One of my primary arguments of why Donald Trump’s presidency wasn’t on a path to a thousand year reich is that the intelligence community and its partner in crime, big media, opposed him. Trump, despite the enormous political power and executive privilege of the presidency, could not overcome this. One reason is that Trump lacked the discipline and ability to read large amounts of intelligence briefings—he barely read anything. Another reason is that Trump’s instincts, and his gifts, tended toward mass communication.

Trump was immune to much of the IC/media’s attacks because of his Luddite-like refusal to use email, so there wasn’t much private communications to intercept. When Trump spoke privately, on the phone, even if it’s recorded, he tended to walk all over his own words, making context difficult. This is why, though there are recordings and transcripts of both phone calls with Ukraine President Volodymyr Zelensky, and Georgia Secretary of State Brad Raffensperger, the former didn’t lead to a mountain of evidence that could convict him, and the latter hasn’t led to an indictment in Georgia.

Now, before you flood the comments, let me explain that.

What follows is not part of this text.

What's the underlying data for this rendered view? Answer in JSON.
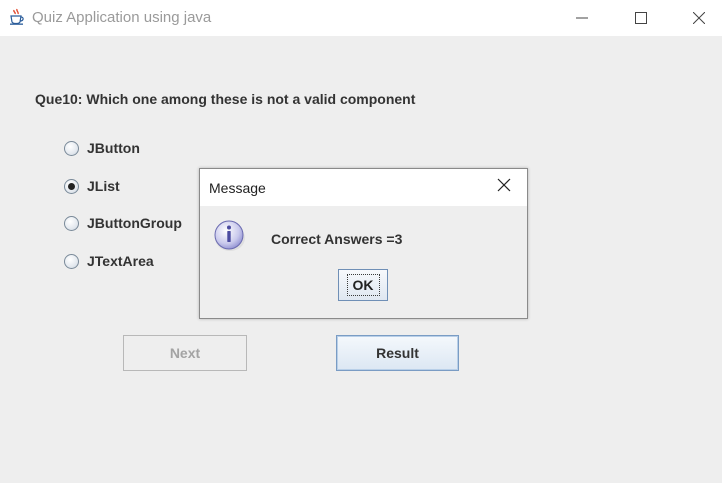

First, this post isn’t primarily about Trump. Second, if the Democrats had not botched and rushed the first impeachment attempt, it’s possible that some kind of conspiracy case could have been presented in such a way as to damage Trump more than it did, but I doubt Trump himself said enough to prove the case to two-thirds of the Senate. Trump doesn’t do smoking guns because he fails to load them (he lets others do that).

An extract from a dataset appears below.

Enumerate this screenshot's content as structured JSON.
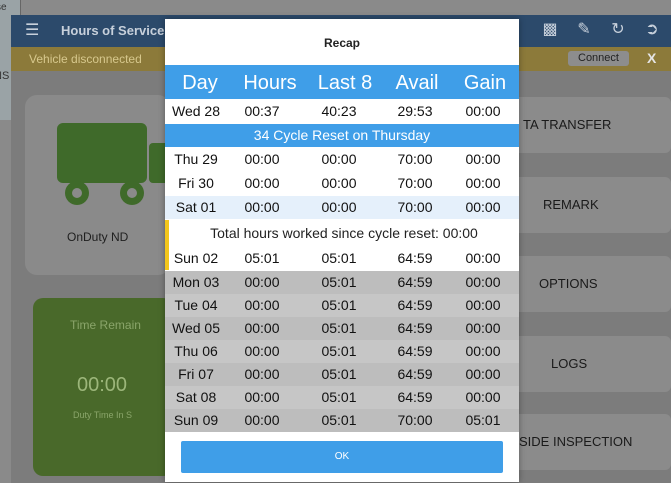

Third, again on the call with Raffensperger, Trump’s words were in line with his public communications. In fact, the evidence coming out that Fulton County’s Board of Elections is hopelessly incompetent, which we’ve known for years, makes his claim of “find” the corruption less crazy. It doesn’t make it true that Trump won Georgia—he clearly didn’t.

But this isn’t about Trump. If the intelligence community had intercepts of the president saying or emailing intentions to deceive Americans on the election, or COVID-19, or anything other than what his public appearances and tweets said, be sure it would have leaked. The IC was Trump’s enemy and collaborated with big media to do him in.

The IC is now Tucker Carlson’s enemy. Tucker Carlson is now big media’s substitute for Trump, and they are using the same tactics to do him in. If you think it’s not true, then you’re missing the bigger story.